Employees looking to balance work and family while also budgeting may feel hemmed in by their options. They may avoid options to save time because they think they are too expensive. But there may be some magic to luxuries after all. For example, consider grocery delivery. If you dig into this simple service, it might seem like a luxury to be able to avoid the parking lots, especially on a day when a four year old does not want to hold your hand ever ever again. But there’s more to the grocery delivery than saving your relationship with your cranky toddler. Instead, having grocery delivery allows the shopper to buy a list of groceries in a fraction of time that traditional grocery store shopping would take, thus its time saving aspect. But here’s another catch, by having a house stocked with fruits and veggies, easy to cook (or even already cooked) meats or proteins can drastically reduce how often a family opts for delivery from a restaurant or fast food. The cost of the luxury of grocery delivery, for a family of four, is lower than the cost of eating out twice a week.

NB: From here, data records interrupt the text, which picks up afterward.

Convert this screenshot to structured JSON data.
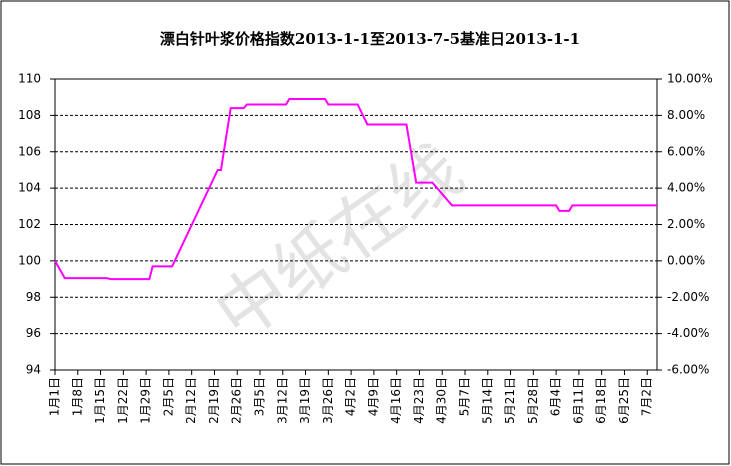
{
  "chart_data": {
    "type": "line",
    "title": "漂白针叶浆价格指数2013-1-1至2013-7-5基准日2013-1-1",
    "watermark": "中纸在线",
    "x": [
      "2013-01-01",
      "2013-01-04",
      "2013-01-17",
      "2013-01-18",
      "2013-01-30",
      "2013-01-31",
      "2013-02-06",
      "2013-02-20",
      "2013-02-21",
      "2013-02-24",
      "2013-02-28",
      "2013-03-01",
      "2013-03-13",
      "2013-03-14",
      "2013-03-25",
      "2013-03-26",
      "2013-04-04",
      "2013-04-07",
      "2013-04-19",
      "2013-04-22",
      "2013-04-27",
      "2013-05-03",
      "2013-06-04",
      "2013-06-05",
      "2013-06-08",
      "2013-06-09",
      "2013-07-05"
    ],
    "series": [
      {
        "color": "#ff00ff",
        "values": [
          100,
          99.05,
          99.05,
          99.0,
          99.0,
          99.7,
          99.7,
          105.0,
          105.0,
          108.4,
          108.4,
          108.6,
          108.6,
          108.9,
          108.9,
          108.6,
          108.6,
          107.5,
          107.5,
          104.3,
          104.3,
          103.05,
          103.05,
          102.75,
          102.75,
          103.05,
          103.05
        ]
      }
    ],
    "xlim": [
      "2013-01-01",
      "2013-07-05"
    ],
    "xticks": [
      {
        "value": "2013-01-01",
        "label": "1月1日"
      },
      {
        "value": "2013-01-08",
        "label": "1月8日"
      },
      {
        "value": "2013-01-15",
        "label": "1月15日"
      },
      {
        "value": "2013-01-22",
        "label": "1月22日"
      },
      {
        "value": "2013-01-29",
        "label": "1月29日"
      },
      {
        "value": "2013-02-05",
        "label": "2月5日"
      },
      {
        "value": "2013-02-12",
        "label": "2月12日"
      },
      {
        "value": "2013-02-19",
        "label": "2月19日"
      },
      {
        "value": "2013-02-26",
        "label": "2月26日"
      },
      {
        "value": "2013-03-05",
        "label": "3月5日"
      },
      {
        "value": "2013-03-12",
        "label": "3月12日"
      },
      {
        "value": "2013-03-19",
        "label": "3月19日"
      },
      {
        "value": "2013-03-26",
        "label": "3月26日"
      },
      {
        "value": "2013-04-02",
        "label": "4月2日"
      },
      {
        "value": "2013-04-09",
        "label": "4月9日"
      },
      {
        "value": "2013-04-16",
        "label": "4月16日"
      },
      {
        "value": "2013-04-23",
        "label": "4月23日"
      },
      {
        "value": "2013-04-30",
        "label": "4月30日"
      },
      {
        "value": "2013-05-07",
        "label": "5月7日"
      },
      {
        "value": "2013-05-14",
        "label": "5月14日"
      },
      {
        "value": "2013-05-21",
        "label": "5月21日"
      },
      {
        "value": "2013-05-28",
        "label": "5月28日"
      },
      {
        "value": "2013-06-04",
        "label": "6月4日"
      },
      {
        "value": "2013-06-11",
        "label": "6月11日"
      },
      {
        "value": "2013-06-18",
        "label": "6月18日"
      },
      {
        "value": "2013-06-25",
        "label": "6月25日"
      },
      {
        "value": "2013-07-02",
        "label": "7月2日"
      }
    ],
    "ylim": [
      94,
      110
    ],
    "yticks": [
      94,
      96,
      98,
      100,
      102,
      104,
      106,
      108,
      110
    ],
    "y2lim": [
      -6,
      10
    ],
    "y2ticks": [
      {
        "value": -6,
        "label": "-6.00%"
      },
      {
        "value": -4,
        "label": "-4.00%"
      },
      {
        "value": -2,
        "label": "-2.00%"
      },
      {
        "value": 0,
        "label": "0.00%"
      },
      {
        "value": 2,
        "label": "2.00%"
      },
      {
        "value": 4,
        "label": "4.00%"
      },
      {
        "value": 6,
        "label": "6.00%"
      },
      {
        "value": 8,
        "label": "8.00%"
      },
      {
        "value": 10,
        "label": "10.00%"
      }
    ],
    "grid": true
  }
}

Other luxuries that save you in the long run include better housing. Sure, saving on rent by living in a smaller area helps with budgeting, but if the expense of living smaller means an increased commute, or the need for a car, then living large could end up saving a small family in the long run. As anyone whose paid for a separate storage facility to accommodate a lackluster amount of closet space can tell you, spending extra for a larger apartment can avoid the monthly storage fees (and nightmare of trying to find items at the last minute).
Better materials just last longer. Sure, that shirt from Banana Republic may cost three times what you can buy it for at Costco, but you’ll still be wearing the elephant label in a decade, long after the Costco shirt has become mere shreds. The same is true for work bags and shoes. Buying “luxuries” that are well-made makes sense. If you don’t have to dip into an emergency fund to cover a new pair of shoes for the perfect job’s surprise interview, you’ll have that emergency fund extra for a vacation. And the time saved by not having to mend, repair or replace the more cheaply bought item can add up over the course of a decade. And this goes for sheets and towels as well. While the local animal shelter loves when you drop off sheets each year for the dogs to nestle into, it’s not doing your budget or your calendar any good to keep shopping for cheap sheets.
One of the best luxuries that can save money (and time) is to opt for a once a month visit with a personal trainer, followed by emailed workout plans, rather than a gym membership and class fees. A personal trainer will charge their standard hourly rate to write up individual workouts for a week or a month, but most can provide four to six workouts for an hour’s rate (in the $50 to $75/hour range). If your local gym costs more than $150 a month for a safe place to workout, try opting for a once a month home visit coupled by weekly emailed workouts.
The expensive insurance plan is also a luxury that may save time or money in the long run. Sure, opting for the health insurance plan with a smaller deductible seems equivalent to lighting your money on fire and then putting the flames out with your best sweater, but for those with tight budgets, a small monthly increase in premium fees can keep from digging into emergency savings for unavoidable accidents.